Clavell Tower, which overlooks Kimmeridge Bay, is so popular with visitors that bookings are made many months in advance.

The Grade II listed tower, which was built in 1830, was painstakingly dismantled and rebuilt 85ft inland by building conservation charity the Landmark Trust more than a decade ago.

The works, which cost £900,000, were needed to preserve the building after coastal erosion left it perched close to the edge of crumbling cliffs.

Each of the 16,277 stones were carefully photographed and numbered so the tower could be accurately rebuilt.

Experts now predict the tower could stand in its current spot for another 200 years, rather than five had it remained in its initial position.

It opened to the public as a holiday let in August 2008.

A spokesman for the Landmark Trust said: "Clavell Tower is definitely one of our most popular properties.

"Ever since we opened it in August 2008 it's just been chock-a-block.
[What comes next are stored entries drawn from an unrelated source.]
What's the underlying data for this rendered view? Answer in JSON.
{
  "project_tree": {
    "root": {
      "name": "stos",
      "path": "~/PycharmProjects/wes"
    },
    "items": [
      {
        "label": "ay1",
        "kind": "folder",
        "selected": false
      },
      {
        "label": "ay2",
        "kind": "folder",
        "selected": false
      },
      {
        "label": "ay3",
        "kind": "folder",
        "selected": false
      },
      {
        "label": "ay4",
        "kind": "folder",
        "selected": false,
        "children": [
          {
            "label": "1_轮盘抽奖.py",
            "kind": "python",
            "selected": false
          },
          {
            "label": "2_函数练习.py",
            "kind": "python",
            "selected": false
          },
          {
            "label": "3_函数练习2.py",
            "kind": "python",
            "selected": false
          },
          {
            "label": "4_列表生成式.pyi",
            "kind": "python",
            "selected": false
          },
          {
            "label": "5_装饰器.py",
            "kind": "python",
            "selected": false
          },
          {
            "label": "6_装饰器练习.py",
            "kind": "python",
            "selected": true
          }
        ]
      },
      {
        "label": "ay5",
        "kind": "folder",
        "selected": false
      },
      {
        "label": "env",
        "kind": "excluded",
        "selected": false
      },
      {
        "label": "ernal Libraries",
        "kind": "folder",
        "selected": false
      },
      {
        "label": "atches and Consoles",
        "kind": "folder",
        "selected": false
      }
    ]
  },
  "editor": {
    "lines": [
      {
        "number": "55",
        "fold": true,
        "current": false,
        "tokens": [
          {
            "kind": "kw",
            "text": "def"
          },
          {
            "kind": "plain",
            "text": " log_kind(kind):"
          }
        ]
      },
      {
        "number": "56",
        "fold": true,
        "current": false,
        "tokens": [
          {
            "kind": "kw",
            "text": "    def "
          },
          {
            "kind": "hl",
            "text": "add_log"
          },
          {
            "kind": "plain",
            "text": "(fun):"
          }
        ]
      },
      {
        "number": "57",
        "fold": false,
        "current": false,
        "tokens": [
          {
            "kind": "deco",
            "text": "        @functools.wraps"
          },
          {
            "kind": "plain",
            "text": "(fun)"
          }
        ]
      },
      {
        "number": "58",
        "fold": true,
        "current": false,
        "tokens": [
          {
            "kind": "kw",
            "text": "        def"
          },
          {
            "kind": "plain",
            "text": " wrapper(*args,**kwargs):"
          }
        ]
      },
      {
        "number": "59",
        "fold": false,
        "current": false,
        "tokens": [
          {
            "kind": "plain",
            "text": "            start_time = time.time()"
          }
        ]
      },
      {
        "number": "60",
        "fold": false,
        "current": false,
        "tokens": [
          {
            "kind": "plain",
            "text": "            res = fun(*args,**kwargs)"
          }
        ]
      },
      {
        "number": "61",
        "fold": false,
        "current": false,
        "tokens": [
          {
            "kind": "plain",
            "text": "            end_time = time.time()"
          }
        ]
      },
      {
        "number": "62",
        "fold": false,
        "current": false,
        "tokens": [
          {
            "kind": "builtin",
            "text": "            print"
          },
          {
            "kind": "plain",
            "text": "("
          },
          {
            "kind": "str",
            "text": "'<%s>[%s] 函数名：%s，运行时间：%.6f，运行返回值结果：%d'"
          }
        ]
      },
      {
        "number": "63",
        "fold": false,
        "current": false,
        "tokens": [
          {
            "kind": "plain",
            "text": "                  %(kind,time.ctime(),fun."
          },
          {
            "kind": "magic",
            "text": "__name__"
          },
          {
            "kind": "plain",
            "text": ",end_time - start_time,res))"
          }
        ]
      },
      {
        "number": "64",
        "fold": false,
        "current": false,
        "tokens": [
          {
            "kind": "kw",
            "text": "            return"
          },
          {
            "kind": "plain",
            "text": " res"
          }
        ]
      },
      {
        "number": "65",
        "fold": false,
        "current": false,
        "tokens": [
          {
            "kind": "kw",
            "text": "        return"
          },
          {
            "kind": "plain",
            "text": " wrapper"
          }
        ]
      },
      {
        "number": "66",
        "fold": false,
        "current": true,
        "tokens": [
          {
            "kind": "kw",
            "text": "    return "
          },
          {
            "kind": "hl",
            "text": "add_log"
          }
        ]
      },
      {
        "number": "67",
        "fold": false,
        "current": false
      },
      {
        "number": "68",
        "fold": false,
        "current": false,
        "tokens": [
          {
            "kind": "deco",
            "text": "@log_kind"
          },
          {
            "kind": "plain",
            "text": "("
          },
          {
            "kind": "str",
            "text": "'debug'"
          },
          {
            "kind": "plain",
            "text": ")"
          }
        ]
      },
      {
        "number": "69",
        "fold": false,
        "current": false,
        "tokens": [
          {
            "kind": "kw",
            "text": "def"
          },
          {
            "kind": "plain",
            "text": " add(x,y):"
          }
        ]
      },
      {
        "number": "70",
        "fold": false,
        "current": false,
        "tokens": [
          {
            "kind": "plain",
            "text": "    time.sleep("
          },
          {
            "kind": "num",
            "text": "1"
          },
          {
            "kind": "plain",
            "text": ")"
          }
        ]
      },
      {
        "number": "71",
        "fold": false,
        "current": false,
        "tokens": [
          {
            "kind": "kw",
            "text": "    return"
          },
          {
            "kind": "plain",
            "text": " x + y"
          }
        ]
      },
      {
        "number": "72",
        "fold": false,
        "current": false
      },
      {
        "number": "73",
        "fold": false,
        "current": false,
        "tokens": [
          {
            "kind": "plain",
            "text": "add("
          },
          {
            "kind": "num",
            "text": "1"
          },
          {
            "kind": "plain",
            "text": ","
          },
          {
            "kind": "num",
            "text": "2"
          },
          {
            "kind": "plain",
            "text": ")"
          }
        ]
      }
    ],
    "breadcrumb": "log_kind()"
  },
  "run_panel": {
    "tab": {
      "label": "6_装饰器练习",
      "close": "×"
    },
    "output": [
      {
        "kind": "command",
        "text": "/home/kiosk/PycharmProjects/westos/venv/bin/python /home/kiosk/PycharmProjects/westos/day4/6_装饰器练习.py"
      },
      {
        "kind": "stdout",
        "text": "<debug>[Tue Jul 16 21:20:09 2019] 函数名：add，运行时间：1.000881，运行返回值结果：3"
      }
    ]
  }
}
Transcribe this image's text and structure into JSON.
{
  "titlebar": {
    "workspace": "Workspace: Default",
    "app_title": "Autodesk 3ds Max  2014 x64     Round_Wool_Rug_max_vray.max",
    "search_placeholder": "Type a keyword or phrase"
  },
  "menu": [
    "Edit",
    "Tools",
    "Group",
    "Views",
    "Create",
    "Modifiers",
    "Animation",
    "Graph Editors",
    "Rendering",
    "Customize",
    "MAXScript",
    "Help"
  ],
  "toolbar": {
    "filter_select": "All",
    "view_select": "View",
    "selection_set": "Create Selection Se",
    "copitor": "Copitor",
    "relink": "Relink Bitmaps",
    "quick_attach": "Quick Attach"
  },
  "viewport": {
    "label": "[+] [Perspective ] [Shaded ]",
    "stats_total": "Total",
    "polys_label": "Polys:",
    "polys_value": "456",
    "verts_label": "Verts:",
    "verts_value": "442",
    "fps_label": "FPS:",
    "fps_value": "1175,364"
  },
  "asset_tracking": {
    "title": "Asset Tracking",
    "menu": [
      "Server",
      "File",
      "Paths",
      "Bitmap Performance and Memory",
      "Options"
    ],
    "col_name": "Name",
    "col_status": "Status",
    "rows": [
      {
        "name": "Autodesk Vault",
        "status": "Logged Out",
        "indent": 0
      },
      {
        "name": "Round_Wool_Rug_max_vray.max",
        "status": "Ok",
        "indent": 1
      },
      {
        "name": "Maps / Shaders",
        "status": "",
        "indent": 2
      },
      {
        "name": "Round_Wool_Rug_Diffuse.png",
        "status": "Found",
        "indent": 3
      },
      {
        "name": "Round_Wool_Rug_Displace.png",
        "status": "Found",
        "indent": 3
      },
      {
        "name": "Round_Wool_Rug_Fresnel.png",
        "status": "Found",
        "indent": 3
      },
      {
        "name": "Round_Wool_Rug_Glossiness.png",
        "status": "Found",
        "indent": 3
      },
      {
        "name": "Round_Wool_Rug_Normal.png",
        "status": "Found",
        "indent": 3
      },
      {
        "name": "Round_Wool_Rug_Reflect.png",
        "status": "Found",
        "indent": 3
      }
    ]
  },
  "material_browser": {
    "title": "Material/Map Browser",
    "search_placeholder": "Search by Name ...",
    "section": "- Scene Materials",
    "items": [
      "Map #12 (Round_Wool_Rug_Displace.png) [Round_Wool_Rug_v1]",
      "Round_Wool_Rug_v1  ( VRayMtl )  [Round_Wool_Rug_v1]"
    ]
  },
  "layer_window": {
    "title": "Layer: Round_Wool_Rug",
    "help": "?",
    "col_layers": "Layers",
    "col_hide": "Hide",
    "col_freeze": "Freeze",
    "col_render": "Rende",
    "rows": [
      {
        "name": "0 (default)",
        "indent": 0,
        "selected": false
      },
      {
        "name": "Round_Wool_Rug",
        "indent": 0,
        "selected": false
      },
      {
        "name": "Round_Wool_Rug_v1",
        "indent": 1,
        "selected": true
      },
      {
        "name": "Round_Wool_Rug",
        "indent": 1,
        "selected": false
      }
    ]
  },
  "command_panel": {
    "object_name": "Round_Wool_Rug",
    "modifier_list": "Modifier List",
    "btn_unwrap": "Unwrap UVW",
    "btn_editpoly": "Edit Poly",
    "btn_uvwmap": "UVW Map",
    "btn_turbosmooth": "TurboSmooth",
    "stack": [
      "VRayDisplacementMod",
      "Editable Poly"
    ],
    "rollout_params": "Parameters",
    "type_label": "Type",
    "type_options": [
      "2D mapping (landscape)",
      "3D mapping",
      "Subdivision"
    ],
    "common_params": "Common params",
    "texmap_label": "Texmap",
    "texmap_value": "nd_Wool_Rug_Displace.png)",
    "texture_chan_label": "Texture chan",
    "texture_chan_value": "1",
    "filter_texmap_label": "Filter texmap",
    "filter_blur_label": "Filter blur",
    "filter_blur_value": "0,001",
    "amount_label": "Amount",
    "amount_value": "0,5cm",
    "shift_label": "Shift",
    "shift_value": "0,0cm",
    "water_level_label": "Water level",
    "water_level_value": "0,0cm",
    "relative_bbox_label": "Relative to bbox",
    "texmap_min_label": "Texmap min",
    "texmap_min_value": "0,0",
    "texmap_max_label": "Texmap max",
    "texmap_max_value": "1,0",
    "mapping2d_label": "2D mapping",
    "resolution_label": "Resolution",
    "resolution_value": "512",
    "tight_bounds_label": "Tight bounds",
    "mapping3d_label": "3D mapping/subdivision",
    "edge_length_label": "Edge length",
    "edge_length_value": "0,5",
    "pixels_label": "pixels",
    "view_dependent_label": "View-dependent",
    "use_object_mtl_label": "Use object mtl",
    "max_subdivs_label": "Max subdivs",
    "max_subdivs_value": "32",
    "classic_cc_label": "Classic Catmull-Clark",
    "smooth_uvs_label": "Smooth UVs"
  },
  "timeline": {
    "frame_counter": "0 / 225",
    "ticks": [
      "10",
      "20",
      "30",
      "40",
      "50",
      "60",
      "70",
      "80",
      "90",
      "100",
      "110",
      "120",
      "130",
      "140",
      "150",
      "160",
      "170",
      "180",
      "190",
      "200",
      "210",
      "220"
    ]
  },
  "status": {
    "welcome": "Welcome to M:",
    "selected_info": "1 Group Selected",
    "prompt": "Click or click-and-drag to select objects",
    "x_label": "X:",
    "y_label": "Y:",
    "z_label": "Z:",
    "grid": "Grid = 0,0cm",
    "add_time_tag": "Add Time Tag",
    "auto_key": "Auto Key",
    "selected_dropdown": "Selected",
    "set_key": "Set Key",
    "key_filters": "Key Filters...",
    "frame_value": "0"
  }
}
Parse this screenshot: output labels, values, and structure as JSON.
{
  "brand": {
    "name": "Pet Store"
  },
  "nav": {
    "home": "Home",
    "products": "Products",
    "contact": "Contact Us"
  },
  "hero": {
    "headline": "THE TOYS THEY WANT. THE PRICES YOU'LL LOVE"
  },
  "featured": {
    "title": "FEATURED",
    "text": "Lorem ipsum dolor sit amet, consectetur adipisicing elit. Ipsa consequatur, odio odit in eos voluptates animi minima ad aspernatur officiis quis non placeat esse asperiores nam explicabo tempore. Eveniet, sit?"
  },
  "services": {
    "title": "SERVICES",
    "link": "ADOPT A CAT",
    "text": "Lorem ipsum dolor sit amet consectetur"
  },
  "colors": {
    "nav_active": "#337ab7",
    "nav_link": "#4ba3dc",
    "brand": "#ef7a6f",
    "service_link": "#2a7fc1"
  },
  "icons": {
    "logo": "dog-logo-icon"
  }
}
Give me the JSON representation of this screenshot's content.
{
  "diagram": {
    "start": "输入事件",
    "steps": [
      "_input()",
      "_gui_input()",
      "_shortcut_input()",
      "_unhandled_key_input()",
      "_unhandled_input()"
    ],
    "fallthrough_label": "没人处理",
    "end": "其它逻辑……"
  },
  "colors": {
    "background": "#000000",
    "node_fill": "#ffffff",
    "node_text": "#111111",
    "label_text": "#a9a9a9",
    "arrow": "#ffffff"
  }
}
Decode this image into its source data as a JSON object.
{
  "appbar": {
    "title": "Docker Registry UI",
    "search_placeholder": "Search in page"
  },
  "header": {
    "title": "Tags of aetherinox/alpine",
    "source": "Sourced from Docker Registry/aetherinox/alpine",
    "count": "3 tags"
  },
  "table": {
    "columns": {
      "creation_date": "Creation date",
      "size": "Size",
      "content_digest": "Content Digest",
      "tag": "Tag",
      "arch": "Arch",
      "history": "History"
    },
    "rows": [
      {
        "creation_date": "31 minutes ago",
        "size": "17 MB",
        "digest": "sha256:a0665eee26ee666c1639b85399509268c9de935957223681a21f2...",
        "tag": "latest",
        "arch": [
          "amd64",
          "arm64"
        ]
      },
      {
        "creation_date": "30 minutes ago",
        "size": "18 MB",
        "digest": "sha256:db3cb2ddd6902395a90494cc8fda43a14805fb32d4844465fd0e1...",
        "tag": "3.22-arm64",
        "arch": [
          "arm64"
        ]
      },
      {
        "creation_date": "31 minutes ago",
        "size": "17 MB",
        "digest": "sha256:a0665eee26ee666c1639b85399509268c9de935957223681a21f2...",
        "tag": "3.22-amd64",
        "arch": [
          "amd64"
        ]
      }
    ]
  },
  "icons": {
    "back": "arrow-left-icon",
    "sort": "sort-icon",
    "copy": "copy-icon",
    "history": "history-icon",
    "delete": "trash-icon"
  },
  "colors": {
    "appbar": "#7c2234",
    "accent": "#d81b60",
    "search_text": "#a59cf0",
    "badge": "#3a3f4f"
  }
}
"It has quite a dramatic story to it as we basically took it away from the edge of the cliff and put it back together again further back - that essentially bought it another couple hundred years.

"The location is stunning - being able to stare out at the sea while lying in bed is quite spectacular.

"People do have to be really organised and think far ahead to have a holiday there, but because it's so popular people know they have to be prepared.

"As soon as we release new dates they get booked really quickly. I would advise people to ring up within the first hour or two of the dates being released."

The tower was first built by Revered John Richards Clavell as an observatory and folly.

After he died in 1833 and passed the estate to his niece, the tower became a destination for picnics and family expeditions.

Thomas Hardy is said to have courted his first love, Eliza Nichols, there and used it as a frontispiece for his Wessex Poems.

From the 1880s until 1914 it served as a lookout post for the coastguards, but was then left empty and became increasingly derelict.

PD James was inspired to write her book The Black Tower after seeing it in 1973. The tower was painted black for the TV adaptation of the book in 1985.

The transformed tower now offers accommodation for two with a bathroom, bedroom, kitchen and dining room and a lounge over four storeys.

It can be booked for a three-night weekend, four-night midweek break or a week, and prices start from £466.

The next bookings for July to December 2019 will be made available in early spring this year.